Let’s acknowledge that the letter does address some issues which do indeed trouble all Charlton fans (myself included). It isn’t easy to decide to boycott, to protest, to walk out etc. By definition any difficult decision involves rejection, rejecting something that is desirable (or by the same reasoning embracing something that is not desirable). Some fans clearly do not back the protests, it is apparent that some on Sunday who may back the protests did not want to walk out of the game. Again, nobody wants to protest, whether or not this involves some disruption to a game. And it is disturbing to read that there were after Sunday’s game some less than constructive exchanges between Charlton fans who did and did not walk out. Do people think that any insult aimed at the latter might encourage them to participate next time? There is no moral high ground on this issue and the protests if they are to have the desired outcome (increasing the chances of a change of ownership) need to take account of the views of those Addicks who either oppose the protests per se or are reluctant to participate in each manifestation.

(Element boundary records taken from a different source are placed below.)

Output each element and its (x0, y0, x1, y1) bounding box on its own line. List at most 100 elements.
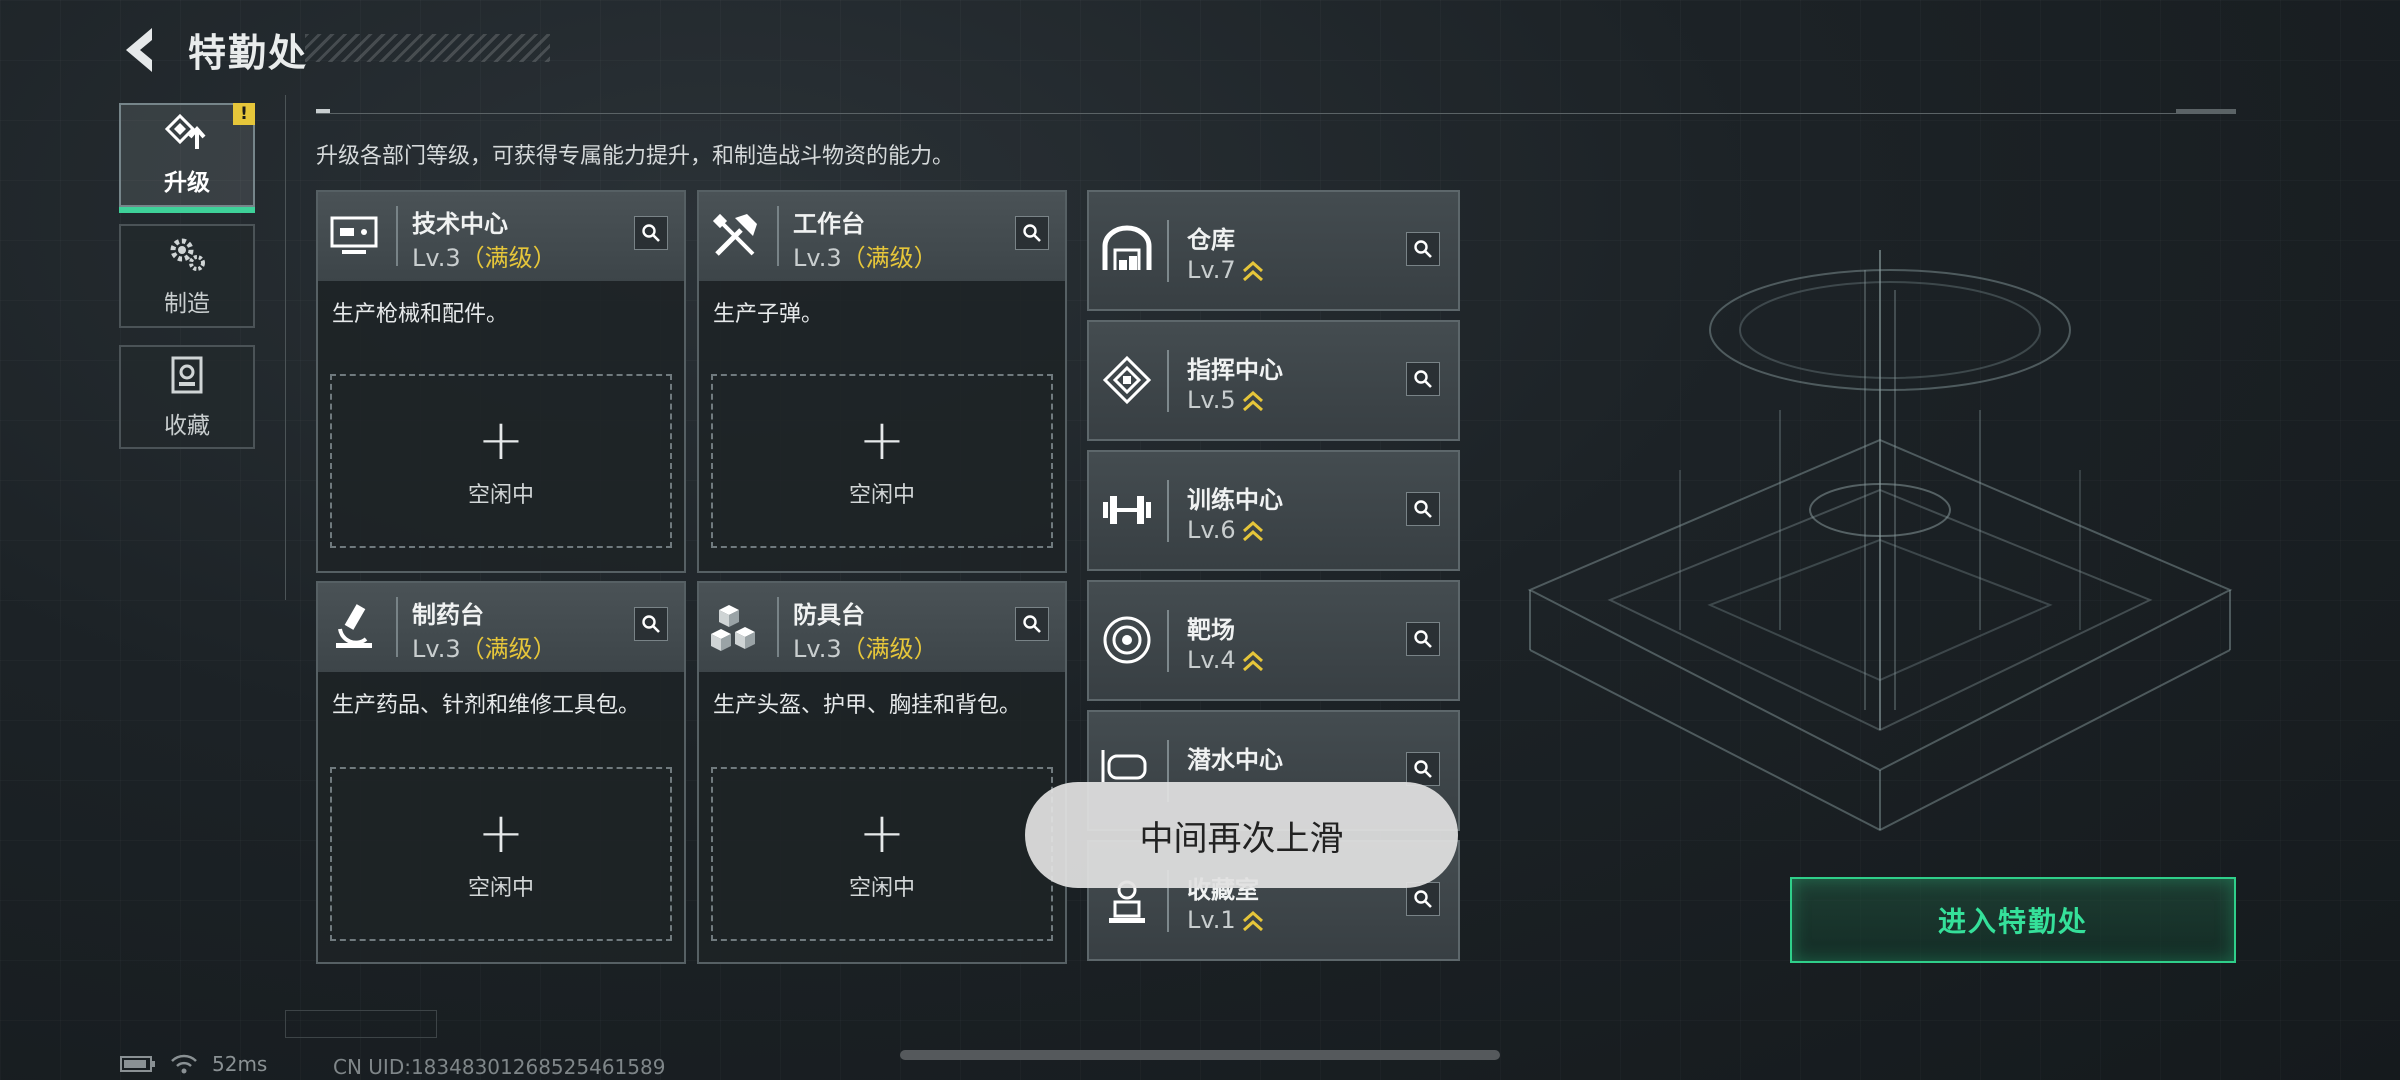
station-description: 生产枪械和配件。 (332, 302, 509, 327)
uid-text: CN UID:183483012685254615​89 (333, 1055, 666, 1079)
warehouse-icon (1102, 225, 1152, 270)
level-value: Lv.6 (1187, 516, 1236, 544)
station-card-tech-center[interactable]: 技术中心 Lv.3（满级） 生产枪械和配件。 + 空闲中 (316, 190, 686, 573)
production-slot[interactable]: + 空闲中 (330, 374, 672, 548)
station-description: 生产药品、针剂和维修工具包。 (332, 693, 641, 718)
station-card-workbench[interactable]: 工作台 Lv.3（满级） 生产子弹。 + 空闲中 (697, 190, 1067, 573)
decorative-frame (285, 1010, 437, 1038)
plus-icon: + (477, 408, 525, 473)
side-tab-label: 收藏 (164, 413, 210, 439)
separator (1167, 350, 1169, 412)
card-header: 工作台 Lv.3（满级） (699, 192, 1065, 281)
plus-icon: + (477, 801, 525, 866)
side-tab-label: 升级 (164, 170, 210, 196)
separator (777, 206, 779, 266)
inspect-button[interactable] (1406, 362, 1440, 396)
station-level: Lv.3（满级） (412, 238, 557, 273)
magnifier-icon (1414, 630, 1432, 648)
inspect-button[interactable] (1406, 622, 1440, 656)
magnifier-icon (1414, 760, 1432, 778)
inspect-button[interactable] (1015, 607, 1049, 641)
magnifier-icon (1414, 370, 1432, 388)
level-value: Lv.3 (412, 244, 461, 272)
back-arrow-icon (126, 28, 152, 72)
magnifier-icon (1023, 224, 1041, 242)
station-card-armor-bench[interactable]: 防具台 Lv.3（满级） 生产头盔、护甲、胸挂和背包。 + 空闲中 (697, 581, 1067, 964)
separator (1167, 220, 1169, 282)
facility-command-center[interactable]: 指挥中心 Lv.5 (1087, 320, 1460, 441)
upgrade-icon (164, 113, 206, 149)
magnifier-icon (1414, 240, 1432, 258)
wifi-icon (171, 1054, 197, 1074)
station-name: 防具台 (793, 601, 865, 629)
divider (316, 109, 330, 113)
armor-boxes-icon (711, 605, 755, 651)
separator (396, 597, 398, 657)
facility-level: Lv.5 (1187, 386, 1264, 414)
max-level-tag: （满级） (841, 244, 938, 272)
divider (316, 113, 2236, 114)
upgrade-available-icon (1242, 390, 1263, 412)
station-card-pharmacy[interactable]: 制药台 Lv.3（满级） 生产药品、针剂和维修工具包。 + 空闲中 (316, 581, 686, 964)
side-tab-collection[interactable]: 收藏 (119, 345, 255, 449)
upgrade-available-icon (1242, 520, 1263, 542)
inspect-button[interactable] (634, 216, 668, 250)
home-indicator[interactable] (900, 1050, 1500, 1060)
toast-text: 中间再次上滑 (1139, 818, 1344, 859)
upgrade-available-icon (1242, 650, 1263, 672)
slot-status: 空闲中 (467, 483, 534, 508)
toast-message: 中间再次上滑 (1025, 782, 1458, 888)
card-header: 技术中心 Lv.3（满级） (318, 192, 684, 281)
facility-level: Lv.7 (1187, 256, 1264, 284)
divider (285, 95, 286, 600)
side-tab-upgrade[interactable]: ! 升级 (119, 103, 255, 213)
facility-warehouse[interactable]: 仓库 Lv.7 (1087, 190, 1460, 311)
back-button[interactable] (118, 24, 166, 76)
station-level: Lv.3（满级） (793, 238, 938, 273)
computer-icon (330, 216, 378, 254)
separator (1167, 610, 1169, 672)
facility-name: 训练中心 (1187, 486, 1283, 514)
side-tab-craft[interactable]: 制造 (119, 224, 255, 328)
inspect-button[interactable] (634, 607, 668, 641)
max-level-tag: （满级） (460, 635, 557, 663)
level-value: Lv.3 (793, 635, 842, 663)
battery-icon (120, 1056, 155, 1072)
inspect-button[interactable] (1015, 216, 1049, 250)
facility-name: 指挥中心 (1187, 356, 1283, 384)
ping-text: 52ms (212, 1052, 268, 1076)
plus-icon: + (858, 408, 906, 473)
page-title: 特勤处 (188, 31, 309, 75)
facility-level: Lv.4 (1187, 646, 1264, 674)
intro-text: 升级各部门等级，可获得专属能力提升，和制造战斗物资的能力。 (316, 144, 955, 169)
enter-special-ops-button[interactable]: 进入特勤处 (1790, 877, 2236, 963)
station-description: 生产头盔、护甲、胸挂和背包。 (713, 693, 1022, 718)
inspect-button[interactable] (1406, 232, 1440, 266)
production-slot[interactable]: + 空闲中 (330, 767, 672, 941)
inspect-button[interactable] (1406, 752, 1440, 786)
station-level: Lv.3（满级） (412, 629, 557, 664)
magnifier-icon (1414, 500, 1432, 518)
plus-icon: + (858, 801, 906, 866)
microscope-icon (336, 604, 372, 648)
separator (396, 206, 398, 266)
production-slot[interactable]: + 空闲中 (711, 374, 1053, 548)
facility-training-center[interactable]: 训练中心 Lv.6 (1087, 450, 1460, 571)
level-value: Lv.3 (412, 635, 461, 663)
command-chip-icon (1102, 355, 1152, 405)
target-icon (1103, 616, 1151, 664)
facility-name: 靶场 (1187, 616, 1235, 644)
card-header: 制药台 Lv.3（满级） (318, 583, 684, 672)
production-slot[interactable]: + 空闲中 (711, 767, 1053, 941)
station-description: 生产子弹。 (713, 302, 824, 327)
max-level-tag: （满级） (841, 635, 938, 663)
slot-status: 空闲中 (848, 483, 915, 508)
upgrade-available-icon (1242, 910, 1263, 932)
magnifier-icon (642, 615, 660, 633)
level-value: Lv.3 (793, 244, 842, 272)
facility-shooting-range[interactable]: 靶场 Lv.4 (1087, 580, 1460, 701)
collection-icon (171, 356, 203, 394)
inspect-button[interactable] (1406, 492, 1440, 526)
level-value: Lv.4 (1187, 646, 1236, 674)
magnifier-icon (1023, 615, 1041, 633)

Let’s also not lose sight of the fact that Sunday’s protests were, overall, a success and entirely praiseworthy. Those who may be sympathetic towards Roland’s letter to fans may perhaps take a moment to look at the March 2014 regime statement, issued at a similar time of the season and with us in a not entirely dissimilar situation, and consider whether the promises it contained have been delivered. I’ll be back in the UK for the next round, unless of course in the interim there is a real change of heart on the part of our current owner. Come on Roland, consider the evidence: you’ve lent a good deal of money to the club which you will not get back, as long as you own the club you will have to lend more, the overwhelming majority of the club’s fans want you to sell (and will continue to protest and to explore all options for persuading you to come to that decision), and the longer you hang on the more the label of ‘failure’ will apply, whether or not we stay up.